Wiku menegaskan bahwa keberhasilan PSBB tetap perlu kerja sama dengan semua pihak, khususnya masyarakat dengan membatasi mobilitas perjalanan. "Kalau disiplin protokol, pelaksanaan kegiatan esensial seharusnya tidak meningkatkan kasus. Kalau sampai meningkatkan kasus itu artinya tidak disiplin protokol kesehatan. Kalau tetap seperti ini, PSBB tidak ada gunanya. Nanti PSBB dibuka (dilonggarkan, red) akan naik lagi kasusnya," kata Wiku.
Menurut catatan Satgas, kasus positif di Pulau Jawa dan Bali per 10 September memberikan kontribusi 64,18 persen dari total kasus nasional. Dari segi zonasi risiko penularan, jumlah zona merah meningkat dari 65 kabupaten/kota menjadi 70 kabupaten/kota.
Zona oranye (riskiko penularan sedang) meningkat dari 230 kabupaten/kota menjadi 267 kabupaten/kota. Zona kuning menurun dari 151 menjadi 114 kabupaten/kota.
Epidemiolog
Pandu Riono
Terpisah, Ahli Epidemiologi Universitas Indonesia (UI) Pandu Riono menilai langkah yang diambil gubernur DKI Jakarta sudah tepat.
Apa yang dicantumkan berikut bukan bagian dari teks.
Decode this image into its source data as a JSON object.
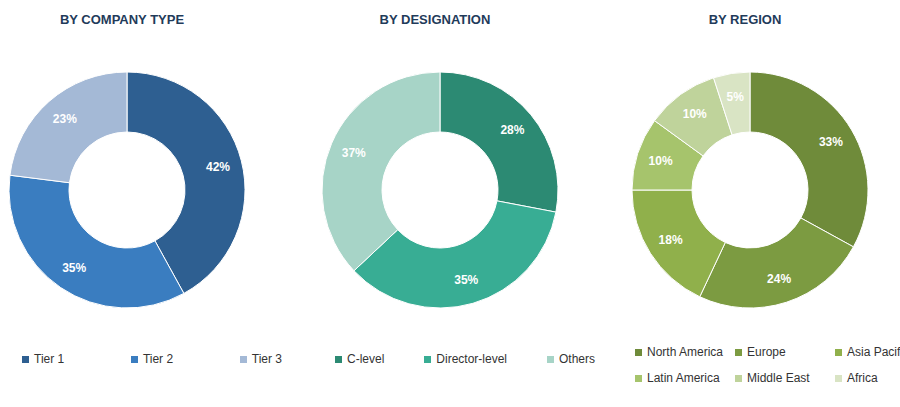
{
  "chart_data": [
    {
      "type": "pie",
      "title": "BY COMPANY TYPE",
      "categories": [
        "Tier 1",
        "Tier 2",
        "Tier 3"
      ],
      "values": [
        42,
        35,
        23
      ],
      "value_labels": [
        "42%",
        "35%",
        "23%"
      ],
      "colors": [
        "#2e5f91",
        "#3a7dc0",
        "#a4b9d6"
      ],
      "data_labels": true,
      "legend": "bottom"
    },
    {
      "type": "pie",
      "title": "BY DESIGNATION",
      "categories": [
        "C-level",
        "Director-level",
        "Others"
      ],
      "values": [
        28,
        35,
        37
      ],
      "value_labels": [
        "28%",
        "35%",
        "37%"
      ],
      "colors": [
        "#2c8a73",
        "#38ad94",
        "#a7d4c7"
      ],
      "data_labels": true,
      "legend": "bottom"
    },
    {
      "type": "pie",
      "title": "BY REGION",
      "categories": [
        "North America",
        "Europe",
        "Asia Pacific",
        "Latin America",
        "Middle East",
        "Africa"
      ],
      "values": [
        33,
        24,
        18,
        10,
        10,
        5
      ],
      "value_labels": [
        "33%",
        "24%",
        "18%",
        "10%",
        "10%",
        "5%"
      ],
      "colors": [
        "#6f8b3a",
        "#7c9b41",
        "#90b04b",
        "#a6c46c",
        "#bfd39b",
        "#d9e4c4"
      ],
      "data_labels": true,
      "legend": "bottom"
    }
  ]
}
Sebab, gubernur lebih tahu kondisi di wilayahnya. "Gubernur itu paling tahu kondisi di lapangan," ujarnya kemarin.
Pada dasarnya, PSBB sendiri tidak pernah dicopot statusnya di Jakarta. Hanya saja, sebelumnya sempat dilakukan transisi menuju era kebiasaan baru. Itu pun dengan catatan di awal bila kondisi memburuk, maka restriksi dapat kembali dinaikkan.
Diakuinya, peningkatan kasus kembali terjadi usai mudik Iduladha. Ditambah lagi, banyaknya libur panjang. "Karena setiap libur panjang itu berpotensi menimbulkan klaster baru. Apalagi didorong agar berwisata tanpa disertai sosialisasi kepatuhan protokol kesehatan," keluhnya.
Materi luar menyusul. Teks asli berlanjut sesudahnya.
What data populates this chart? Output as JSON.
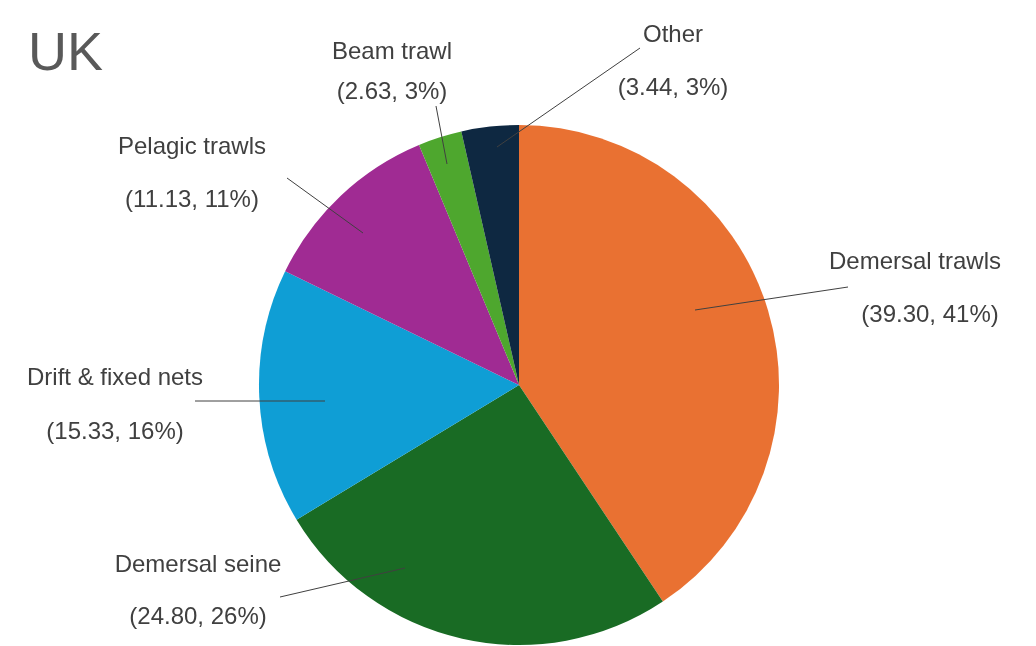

Walhasil, kasus meningkat drastis. Kondisi kemudian menyebabkan kapasitas rumah sakit penuh. Pandu bahkan menyebut, Pemprov DKI Jakarta sampai menambah jumlah rumah sakit pelayanan Covid-19. "Yang sebelumnya tidak melayani, diminta untuk ikut melayani sejak dua pekan lalu. Jadi ini sudah diantisipasi," paparnya.
Karenanya, Pandu menilai, harusnya pemerintah pusat tidak menjadi oposisi terhadap kebijakan pemerintah daerah. Terlebih soal PSBB DKI Jakarta. Harusnya, pusat mendukung bahkan membantu ketika kebijakan penanganan pandemi di daerah mengalami kesulitan. Misalnya, soal integrasi daerah penyanggah ketika restriksi PSBB kembali dinaikkan.
"Pusat bantu. Sinergikan. Bukan bersikap tidak etis dengan seolah-olah mengatakan rumah sakit masih bisa direlaksasi," tegasnya. Bahkan, kata dia, Menteri Koordinator Bidang Perekonomian Airlangga Hartarto harus ikut bertanggungjawab atas meningkatnya kasus positif Covid-19 ini. Karena sebelumnya, dirinya yang terus mendorong orang untuk bergerak berwisata. Yang sayangnya tak dibarengi sosialisasi kepatuhan protokol kesehatan yang masif.